Sure, some of this is the effect of independent filtering and multiple-testing correction, I won’t know if these are TP or FP, but manually checking some it seemed e.g. that genes with 0-counts in clone2, but showing expression (as well as 'expected dynamics' in expression differences) in clone1, were non-significant when ran together, but significant in clone1 when ran separately (not shown here).

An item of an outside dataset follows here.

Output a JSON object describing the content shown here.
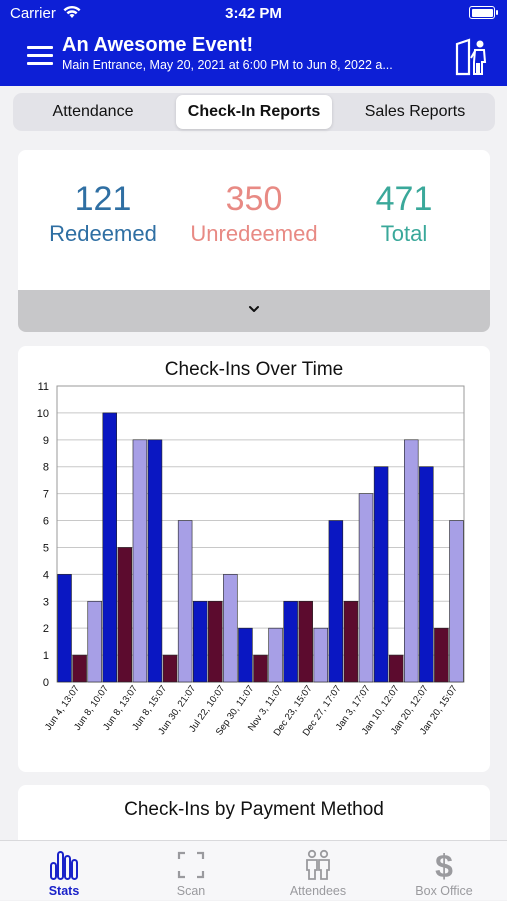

Indeed, I am not talking of huge LFC’s (and not trying to massage relevant p-values), but those genes were biologically interesting and potentially something to look into further down the line through separate means, which might otherwise be missed with a general p-value filter and I don't think it is feasible to go through all of these manually….but does make me question what else could I be missing by having a non-ideal approach with analysis setup.

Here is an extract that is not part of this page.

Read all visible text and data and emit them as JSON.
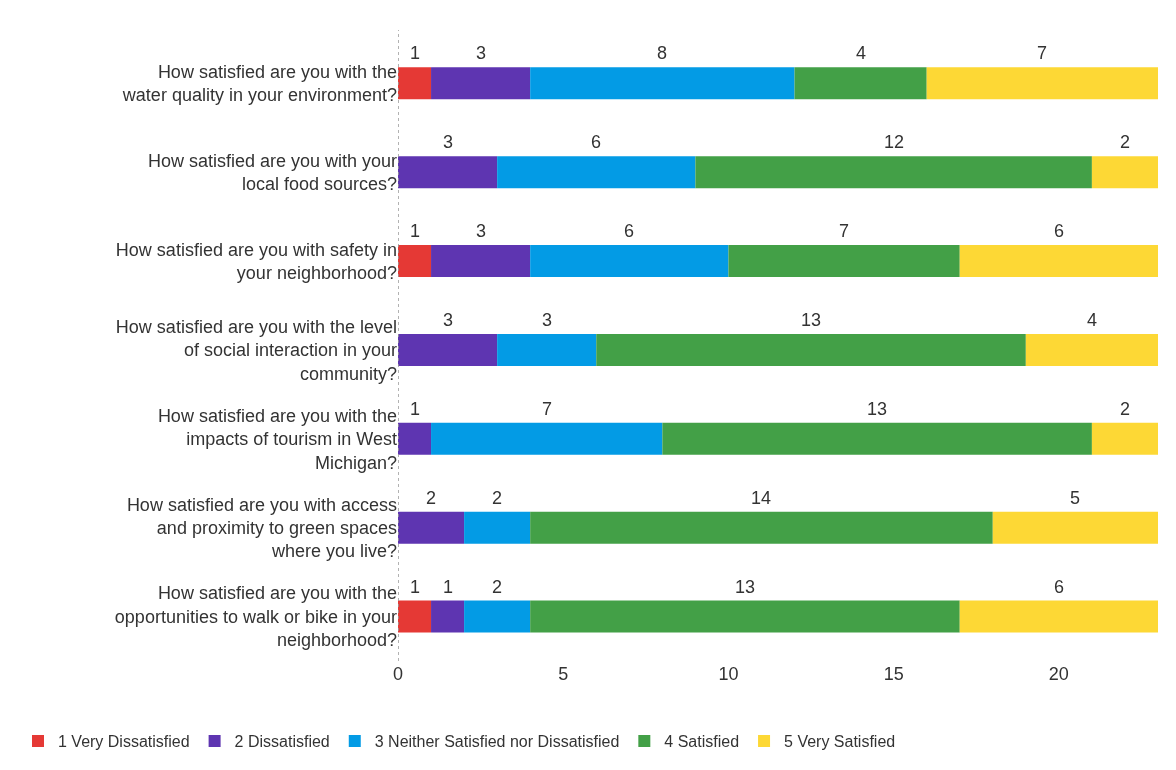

> clone1_stage2_vs_stage1 <- results(dds, contrast=c("clone_condition", "clone1_stage2", "clone1_stage1")) > clone2_stage2_vs_stage1 <- results(dds, contrast=c("clone_condition", "clone2_stage2", "clone2_stage1")) > clone1_stage2_vs_stage1_sep <- results(clone1_dds, contrast=c("clone_condition", "clone1_stage2", "clone1_stage1")) > clone2_stage2_vs_stage1_sep <- results(clone2_dds, contrast=c("clone_condition", "clone2_stage2", "clone2_stage1")) ### These first two are for when both clones are used in data normalization by DESeq2 > summary(clone1_stage2_vs_stage1) out of 24656 with nonzero total read count adjusted p-value < 0.1 LFC > 0 (up) : 4318, 18% LFC < 0 (down) : 3786, 15% outliers  : 0, 0% low counts  : 4781, 19% (mean count < 3)  see 'cooksCutoff' argument of ?results  see 'independentFiltering' argument of ?results > summary(clone2_stage2_vs_stage1) out of 24656 with nonzero total read count adjusted p-value < 0.1 LFC > 0 (up) : 5243, 21% LFC < 0 (down) : 4562, 19% outliers  : 0, 0% low counts  : 4781, 19% (mean count < 3)  see 'cooksCutoff' argument of ?results  see 'independentFiltering' argument of ?results ## These second two are when clones are split from the start and DESeq2 does not 'share' information across clones > summary(clone1_stage2_vs_stage1_sep) out of 23616 with nonzero total read count adjusted p-value < 0.1 LFC > 0 (up) : 3735, 16% LFC < 0 (down) : 3086, 13% outliers  : 0, 0% low counts  : 4568, 19% (mean count < 2)  see 'cooksCutoff' argument of ?results  see 'independentFiltering' argument of ?results > summary(clone2_stage2_vs_stage1_sep) out of 24228 with nonzero total read count adjusted p-value < 0.1 LFC > 0 (up) : 5811, 24% LFC < 0 (down) : 4793, 20% outliers  : 0, 0% low counts  : 3755, 15% (mean count < 2)  see 'cooksCutoff' argument of ?results  see 'independentFiltering' argument of ?results
I don't know enough to think of any useful plots or metrics to help me decide, I did plot the dispersion plots, but I am not sure if I am overestimating the dispersion when running them together resulting in less TPs?
I keep arguing with myself over this, which is leading nowhere, please help.